E, assim, as leituras e apontamentos vão abrangendo textos
produzidos em outras línguas e idiomas. Autores de vários países, embora
“traduzidos” e “incompletos”. Todos eles companheiros de jornada. Por outro
lado, volta-se para a província e não se faz de rogado, nem de bonzinho.
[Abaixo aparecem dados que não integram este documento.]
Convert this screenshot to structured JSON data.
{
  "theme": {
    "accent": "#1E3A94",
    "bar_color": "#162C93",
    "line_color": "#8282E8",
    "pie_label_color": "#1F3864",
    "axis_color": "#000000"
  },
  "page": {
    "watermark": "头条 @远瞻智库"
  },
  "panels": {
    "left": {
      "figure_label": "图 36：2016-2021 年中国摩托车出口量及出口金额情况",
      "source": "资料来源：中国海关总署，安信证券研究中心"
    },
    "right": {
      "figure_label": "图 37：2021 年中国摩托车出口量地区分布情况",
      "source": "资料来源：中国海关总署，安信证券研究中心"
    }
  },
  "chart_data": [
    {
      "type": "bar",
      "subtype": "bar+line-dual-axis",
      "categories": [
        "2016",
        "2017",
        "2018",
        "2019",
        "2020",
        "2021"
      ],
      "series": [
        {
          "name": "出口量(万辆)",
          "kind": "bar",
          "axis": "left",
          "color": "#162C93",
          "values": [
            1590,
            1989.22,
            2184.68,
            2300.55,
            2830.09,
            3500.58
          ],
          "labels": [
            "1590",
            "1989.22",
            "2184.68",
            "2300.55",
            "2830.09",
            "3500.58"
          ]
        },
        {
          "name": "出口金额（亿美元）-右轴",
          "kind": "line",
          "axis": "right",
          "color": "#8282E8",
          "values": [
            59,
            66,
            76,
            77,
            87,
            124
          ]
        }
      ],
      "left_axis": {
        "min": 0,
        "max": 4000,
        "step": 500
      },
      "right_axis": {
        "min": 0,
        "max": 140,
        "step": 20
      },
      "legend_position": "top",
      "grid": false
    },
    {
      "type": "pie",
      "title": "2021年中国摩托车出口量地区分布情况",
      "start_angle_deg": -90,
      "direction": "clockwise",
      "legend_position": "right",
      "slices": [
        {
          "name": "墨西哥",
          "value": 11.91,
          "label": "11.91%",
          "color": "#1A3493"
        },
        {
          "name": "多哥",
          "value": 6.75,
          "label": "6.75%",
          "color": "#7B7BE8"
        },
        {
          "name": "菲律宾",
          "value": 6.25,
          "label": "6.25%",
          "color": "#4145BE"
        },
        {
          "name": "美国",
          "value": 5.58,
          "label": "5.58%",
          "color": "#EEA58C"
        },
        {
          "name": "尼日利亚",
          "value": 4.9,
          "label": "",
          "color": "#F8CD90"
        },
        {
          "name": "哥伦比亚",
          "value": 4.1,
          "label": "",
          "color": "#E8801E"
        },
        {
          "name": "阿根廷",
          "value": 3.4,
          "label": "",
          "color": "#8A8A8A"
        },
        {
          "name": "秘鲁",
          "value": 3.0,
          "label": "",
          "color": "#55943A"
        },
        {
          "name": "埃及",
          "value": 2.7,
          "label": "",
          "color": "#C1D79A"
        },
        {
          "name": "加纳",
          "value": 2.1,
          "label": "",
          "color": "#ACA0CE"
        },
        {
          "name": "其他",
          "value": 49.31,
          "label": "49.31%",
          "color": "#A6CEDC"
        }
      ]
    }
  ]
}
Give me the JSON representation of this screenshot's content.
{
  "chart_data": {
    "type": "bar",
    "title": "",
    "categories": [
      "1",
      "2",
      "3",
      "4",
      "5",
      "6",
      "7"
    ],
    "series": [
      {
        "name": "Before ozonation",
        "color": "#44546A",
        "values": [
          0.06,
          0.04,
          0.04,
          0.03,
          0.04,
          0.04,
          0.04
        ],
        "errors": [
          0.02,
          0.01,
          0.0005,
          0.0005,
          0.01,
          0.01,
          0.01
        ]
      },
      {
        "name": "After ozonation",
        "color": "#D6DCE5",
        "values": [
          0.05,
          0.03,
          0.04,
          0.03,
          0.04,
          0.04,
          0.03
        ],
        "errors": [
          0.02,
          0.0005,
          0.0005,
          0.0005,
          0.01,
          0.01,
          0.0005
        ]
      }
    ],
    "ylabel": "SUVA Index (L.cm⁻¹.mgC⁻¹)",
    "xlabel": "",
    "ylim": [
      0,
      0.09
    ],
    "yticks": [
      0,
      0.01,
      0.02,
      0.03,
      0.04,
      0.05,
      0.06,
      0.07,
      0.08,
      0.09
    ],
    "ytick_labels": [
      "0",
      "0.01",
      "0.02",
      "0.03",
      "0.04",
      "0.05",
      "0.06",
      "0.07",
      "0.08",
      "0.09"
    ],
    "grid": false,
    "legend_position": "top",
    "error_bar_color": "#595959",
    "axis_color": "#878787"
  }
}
Denuncia o poeta idiota e pedante, que não lê poesia e se julga um novo Cruz e
Sousa. O romancista que não consegue se livrar da incompetência,
da falta de talento, e insiste. A escritora de
infantojuvenil que não consegue distinguir crônica de conto. E canta e decanta
certa poetisa — mulher belíssima e sensual —, mais pelas formas do corpo do que
pelos versos.
Mas o livro, para
júbilo de quem realmente ama e conhece o mundo das letras, traz no seu corpo de
celulóide e sonho uma face bem peculiar do autor de A rosa gótica: o compromisso com a arte e o resultado de leituras e
releituras dos clássicos e dos não clássicos. Ali estão reunidos testemunhos
sinceros de quem mais fiou palavras do que viveu. Nilto Maciel entregou-se à
literatura de corpo e alma e fez dela um sacerdócio. E esse exercício
permanente faz do nobre filho de Baturité “um feiticeiro” que jamais será
“devorado pelo próprio feitiço”. Porque, se a vida
é sonho, morrer é continuar sonhando.
Brasília, 12 de dezembro de 2012.
* João Carlos Taveira é poeta e crítico
literário, e tem vários livros publicados.